When OPEC announced that it would cut oil production in half in early April this year, this news was mostly welcomed by oil producers. Oil stockholders saw their shares skyrocketing to the roof. However, the recent increase in interest rates has massively impacted oil prices across the world as oil demand shrunk considerably. Indeed, oil prices have been on a losing streak for four consecutive weeks now, erasing all the gains they booked after OPEC’s latest supply cut announcement as economic fears take precedence over demand expectations. When the cartel announced the cuts, almost every bank with a commodities department rushed to update their price forecasts, expecting prices to jump even higher than before. Morgan Stanley was a rare exception; it revised its price forecast for oil downwards.

Crude Oil Movement

Source: OPEC

Persisting concerns over “muted industrial activity and higher interest rates…combined have led to recessionary scenarios gaining traction and worries of a downward shift in the oil demand growth,” said the International Energy Agency in its latest monthly Oil Market Report. The agency highlighted that the recent price declines reflect a growing rift between investor sentiment and a tightening supply-demand picture. The agency has then revised its global oil demand forecast by 200,000 barrels per day from its previous projection, to reach 102 million barrels per day in 2023. U.S. and Chinese economic data, fears of more interest rate hikes in the U.S., and fears of a recession, which is already a fact in certain industries, notably freight transport.
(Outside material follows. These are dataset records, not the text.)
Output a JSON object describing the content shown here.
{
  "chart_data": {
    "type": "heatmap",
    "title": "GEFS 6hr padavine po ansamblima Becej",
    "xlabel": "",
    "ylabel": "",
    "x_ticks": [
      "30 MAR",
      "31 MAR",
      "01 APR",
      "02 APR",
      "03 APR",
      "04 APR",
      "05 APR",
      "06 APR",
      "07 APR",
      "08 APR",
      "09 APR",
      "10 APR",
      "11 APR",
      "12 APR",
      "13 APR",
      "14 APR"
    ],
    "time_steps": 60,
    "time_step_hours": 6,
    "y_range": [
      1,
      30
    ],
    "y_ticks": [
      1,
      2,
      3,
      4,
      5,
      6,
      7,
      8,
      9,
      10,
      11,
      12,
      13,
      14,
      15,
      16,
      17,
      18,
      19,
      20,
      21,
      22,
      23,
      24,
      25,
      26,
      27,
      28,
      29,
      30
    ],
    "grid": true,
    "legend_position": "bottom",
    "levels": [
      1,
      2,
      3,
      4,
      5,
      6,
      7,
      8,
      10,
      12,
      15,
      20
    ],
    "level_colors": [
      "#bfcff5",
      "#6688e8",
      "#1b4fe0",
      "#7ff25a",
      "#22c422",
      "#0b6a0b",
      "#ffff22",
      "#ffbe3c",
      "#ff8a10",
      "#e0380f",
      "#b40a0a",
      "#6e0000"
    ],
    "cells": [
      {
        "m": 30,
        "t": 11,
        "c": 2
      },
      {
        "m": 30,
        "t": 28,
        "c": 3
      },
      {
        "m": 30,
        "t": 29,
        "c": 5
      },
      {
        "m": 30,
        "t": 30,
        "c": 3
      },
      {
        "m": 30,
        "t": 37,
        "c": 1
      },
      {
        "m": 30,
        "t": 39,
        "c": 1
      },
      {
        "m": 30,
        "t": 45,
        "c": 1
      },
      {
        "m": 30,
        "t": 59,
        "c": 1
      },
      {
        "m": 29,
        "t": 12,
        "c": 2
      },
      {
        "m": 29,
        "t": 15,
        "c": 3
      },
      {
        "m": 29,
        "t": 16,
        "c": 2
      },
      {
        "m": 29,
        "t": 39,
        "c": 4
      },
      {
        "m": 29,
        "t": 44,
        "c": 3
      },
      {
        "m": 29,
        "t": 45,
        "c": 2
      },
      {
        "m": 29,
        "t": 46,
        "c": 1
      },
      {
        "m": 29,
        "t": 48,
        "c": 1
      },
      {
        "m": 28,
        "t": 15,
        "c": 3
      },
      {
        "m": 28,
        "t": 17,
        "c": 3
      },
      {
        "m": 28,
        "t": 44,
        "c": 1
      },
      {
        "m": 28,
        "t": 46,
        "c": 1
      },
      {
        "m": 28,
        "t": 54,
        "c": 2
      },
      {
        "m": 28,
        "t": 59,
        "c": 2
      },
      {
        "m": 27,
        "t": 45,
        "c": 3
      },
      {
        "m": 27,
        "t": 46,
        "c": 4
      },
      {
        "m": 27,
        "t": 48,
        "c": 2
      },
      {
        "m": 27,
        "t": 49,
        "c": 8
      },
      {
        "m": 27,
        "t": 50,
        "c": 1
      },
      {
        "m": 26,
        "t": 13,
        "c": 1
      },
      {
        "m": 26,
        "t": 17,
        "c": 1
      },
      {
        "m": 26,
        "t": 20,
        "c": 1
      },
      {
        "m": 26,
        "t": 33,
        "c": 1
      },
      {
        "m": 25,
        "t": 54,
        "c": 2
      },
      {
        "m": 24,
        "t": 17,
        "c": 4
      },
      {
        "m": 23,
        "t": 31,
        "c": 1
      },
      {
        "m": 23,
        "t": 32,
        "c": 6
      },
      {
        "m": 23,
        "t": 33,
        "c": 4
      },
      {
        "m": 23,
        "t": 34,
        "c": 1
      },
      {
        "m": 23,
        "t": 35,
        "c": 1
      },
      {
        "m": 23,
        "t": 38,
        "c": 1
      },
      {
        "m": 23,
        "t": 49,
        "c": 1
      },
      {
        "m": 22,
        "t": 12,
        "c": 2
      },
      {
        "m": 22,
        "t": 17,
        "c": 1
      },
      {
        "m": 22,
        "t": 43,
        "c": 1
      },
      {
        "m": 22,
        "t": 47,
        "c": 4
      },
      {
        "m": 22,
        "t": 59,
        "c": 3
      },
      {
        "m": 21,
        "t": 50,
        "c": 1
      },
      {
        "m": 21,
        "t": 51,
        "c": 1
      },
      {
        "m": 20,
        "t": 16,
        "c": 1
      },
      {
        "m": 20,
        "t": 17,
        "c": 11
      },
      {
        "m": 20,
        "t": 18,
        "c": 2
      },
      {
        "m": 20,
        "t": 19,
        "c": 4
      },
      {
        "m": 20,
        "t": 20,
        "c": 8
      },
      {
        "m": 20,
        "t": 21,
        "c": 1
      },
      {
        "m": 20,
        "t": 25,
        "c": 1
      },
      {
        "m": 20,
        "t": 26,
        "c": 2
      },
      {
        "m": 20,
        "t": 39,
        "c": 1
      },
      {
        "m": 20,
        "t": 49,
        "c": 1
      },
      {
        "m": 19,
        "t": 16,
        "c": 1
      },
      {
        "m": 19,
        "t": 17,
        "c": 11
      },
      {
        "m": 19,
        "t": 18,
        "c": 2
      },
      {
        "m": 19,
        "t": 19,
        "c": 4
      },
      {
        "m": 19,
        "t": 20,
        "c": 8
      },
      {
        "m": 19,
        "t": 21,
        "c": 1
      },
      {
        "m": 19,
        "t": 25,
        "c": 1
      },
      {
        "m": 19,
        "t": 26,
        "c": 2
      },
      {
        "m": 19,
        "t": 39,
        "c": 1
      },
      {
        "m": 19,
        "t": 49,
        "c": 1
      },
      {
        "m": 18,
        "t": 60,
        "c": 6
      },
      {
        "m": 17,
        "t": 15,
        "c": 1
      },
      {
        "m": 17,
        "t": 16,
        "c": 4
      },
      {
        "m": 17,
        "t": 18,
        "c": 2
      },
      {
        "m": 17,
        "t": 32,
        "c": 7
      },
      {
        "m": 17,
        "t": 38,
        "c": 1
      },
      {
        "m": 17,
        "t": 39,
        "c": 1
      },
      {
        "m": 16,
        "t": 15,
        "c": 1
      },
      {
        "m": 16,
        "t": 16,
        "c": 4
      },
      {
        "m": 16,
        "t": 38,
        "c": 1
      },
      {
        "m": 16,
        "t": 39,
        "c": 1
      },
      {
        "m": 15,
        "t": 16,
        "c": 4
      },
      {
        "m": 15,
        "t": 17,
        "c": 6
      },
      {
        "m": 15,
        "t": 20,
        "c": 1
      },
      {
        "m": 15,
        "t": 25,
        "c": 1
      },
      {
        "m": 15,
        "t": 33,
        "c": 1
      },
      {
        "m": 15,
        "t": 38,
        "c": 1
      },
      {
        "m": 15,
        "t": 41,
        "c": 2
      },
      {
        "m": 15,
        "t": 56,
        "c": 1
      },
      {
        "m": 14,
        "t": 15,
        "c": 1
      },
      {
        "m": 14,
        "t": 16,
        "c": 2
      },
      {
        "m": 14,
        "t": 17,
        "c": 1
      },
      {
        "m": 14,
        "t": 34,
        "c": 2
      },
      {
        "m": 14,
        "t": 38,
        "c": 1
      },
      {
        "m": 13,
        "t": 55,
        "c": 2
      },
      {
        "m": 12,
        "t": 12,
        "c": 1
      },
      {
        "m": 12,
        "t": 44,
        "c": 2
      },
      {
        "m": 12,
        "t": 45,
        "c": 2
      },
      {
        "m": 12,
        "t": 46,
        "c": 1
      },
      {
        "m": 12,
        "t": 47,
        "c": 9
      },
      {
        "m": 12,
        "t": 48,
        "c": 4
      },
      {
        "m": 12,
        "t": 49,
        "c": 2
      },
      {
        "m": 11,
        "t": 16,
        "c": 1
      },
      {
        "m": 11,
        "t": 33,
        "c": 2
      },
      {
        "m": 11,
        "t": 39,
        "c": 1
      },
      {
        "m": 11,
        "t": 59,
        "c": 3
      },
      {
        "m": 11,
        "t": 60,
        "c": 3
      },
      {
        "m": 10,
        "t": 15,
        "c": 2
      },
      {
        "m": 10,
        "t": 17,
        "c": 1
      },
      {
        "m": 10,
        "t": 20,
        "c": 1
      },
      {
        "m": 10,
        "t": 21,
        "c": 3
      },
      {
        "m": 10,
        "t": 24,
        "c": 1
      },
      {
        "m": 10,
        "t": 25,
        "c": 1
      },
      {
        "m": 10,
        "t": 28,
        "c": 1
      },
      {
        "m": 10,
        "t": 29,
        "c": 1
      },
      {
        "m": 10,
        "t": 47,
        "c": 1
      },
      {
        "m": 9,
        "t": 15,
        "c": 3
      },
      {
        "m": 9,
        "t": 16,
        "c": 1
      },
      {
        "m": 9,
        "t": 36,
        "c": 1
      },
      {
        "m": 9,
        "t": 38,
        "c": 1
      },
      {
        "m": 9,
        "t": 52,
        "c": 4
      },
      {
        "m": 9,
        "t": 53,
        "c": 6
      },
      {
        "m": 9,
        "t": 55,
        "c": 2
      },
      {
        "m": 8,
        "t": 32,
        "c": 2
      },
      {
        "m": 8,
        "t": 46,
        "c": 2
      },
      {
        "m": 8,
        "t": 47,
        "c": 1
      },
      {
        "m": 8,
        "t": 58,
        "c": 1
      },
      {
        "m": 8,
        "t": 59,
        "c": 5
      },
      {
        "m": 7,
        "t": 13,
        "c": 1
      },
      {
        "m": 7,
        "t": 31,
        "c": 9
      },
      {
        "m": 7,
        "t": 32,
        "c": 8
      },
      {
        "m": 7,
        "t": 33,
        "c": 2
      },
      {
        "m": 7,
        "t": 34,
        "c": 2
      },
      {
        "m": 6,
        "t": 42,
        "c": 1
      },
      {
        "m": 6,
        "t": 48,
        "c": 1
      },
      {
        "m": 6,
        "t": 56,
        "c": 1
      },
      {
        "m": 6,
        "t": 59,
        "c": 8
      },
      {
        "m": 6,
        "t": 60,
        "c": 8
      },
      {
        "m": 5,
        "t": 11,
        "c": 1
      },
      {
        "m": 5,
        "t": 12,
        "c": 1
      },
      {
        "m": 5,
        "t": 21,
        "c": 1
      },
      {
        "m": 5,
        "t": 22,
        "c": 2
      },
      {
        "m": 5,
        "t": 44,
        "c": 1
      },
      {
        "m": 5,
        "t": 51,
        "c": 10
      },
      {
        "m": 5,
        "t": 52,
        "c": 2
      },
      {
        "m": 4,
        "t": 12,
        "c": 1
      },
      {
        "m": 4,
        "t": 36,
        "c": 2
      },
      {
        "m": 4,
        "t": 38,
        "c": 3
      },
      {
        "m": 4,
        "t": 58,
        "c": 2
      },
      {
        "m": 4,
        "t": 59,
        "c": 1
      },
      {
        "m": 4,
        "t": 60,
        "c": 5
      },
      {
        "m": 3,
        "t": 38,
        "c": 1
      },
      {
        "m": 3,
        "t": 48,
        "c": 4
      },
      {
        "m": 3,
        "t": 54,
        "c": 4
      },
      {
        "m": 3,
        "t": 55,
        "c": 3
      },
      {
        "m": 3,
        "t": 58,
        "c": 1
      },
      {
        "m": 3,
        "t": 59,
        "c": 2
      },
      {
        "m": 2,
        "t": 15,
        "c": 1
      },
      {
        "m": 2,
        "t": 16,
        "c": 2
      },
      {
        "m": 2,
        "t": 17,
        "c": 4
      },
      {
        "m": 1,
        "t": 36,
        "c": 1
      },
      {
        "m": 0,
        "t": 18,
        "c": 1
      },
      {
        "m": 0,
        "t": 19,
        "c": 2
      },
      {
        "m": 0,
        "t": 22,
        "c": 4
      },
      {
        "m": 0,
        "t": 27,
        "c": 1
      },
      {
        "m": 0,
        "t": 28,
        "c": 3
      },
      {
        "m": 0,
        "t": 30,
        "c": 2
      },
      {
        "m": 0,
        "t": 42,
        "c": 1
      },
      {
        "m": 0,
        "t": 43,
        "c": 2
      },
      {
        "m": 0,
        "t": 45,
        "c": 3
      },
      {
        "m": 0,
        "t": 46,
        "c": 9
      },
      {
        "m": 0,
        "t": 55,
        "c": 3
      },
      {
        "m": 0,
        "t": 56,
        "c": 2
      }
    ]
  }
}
The world’s largest crude oil importer, China, will account for nearly 60% of global oil demand growth in 2023 and the IEA anticipates after consumption set its all-time record of 16 million barrels per day in March.

Of course, all these are only projections based on historical data and common sense. The thing about markets, however, is that they do not always obey common sense but tend to get swayed on a dime. The past four weeks are evidence of that, with oil traders largely ignoring any fundamentals to focus on what banks call the macro picture. They have ignored data about Chinese refinery throughputs and oil imports to focus on the latest PMU, which has shown a contraction in the country’s growth pace. They have ignored data about U.S. production trends to focus on the April CPI reading, which showed inflation remains a substantial conundrum. The so-called macro picture has a huge bearing on oil demand, which tends to decline in times of high inflation and raising interest rates.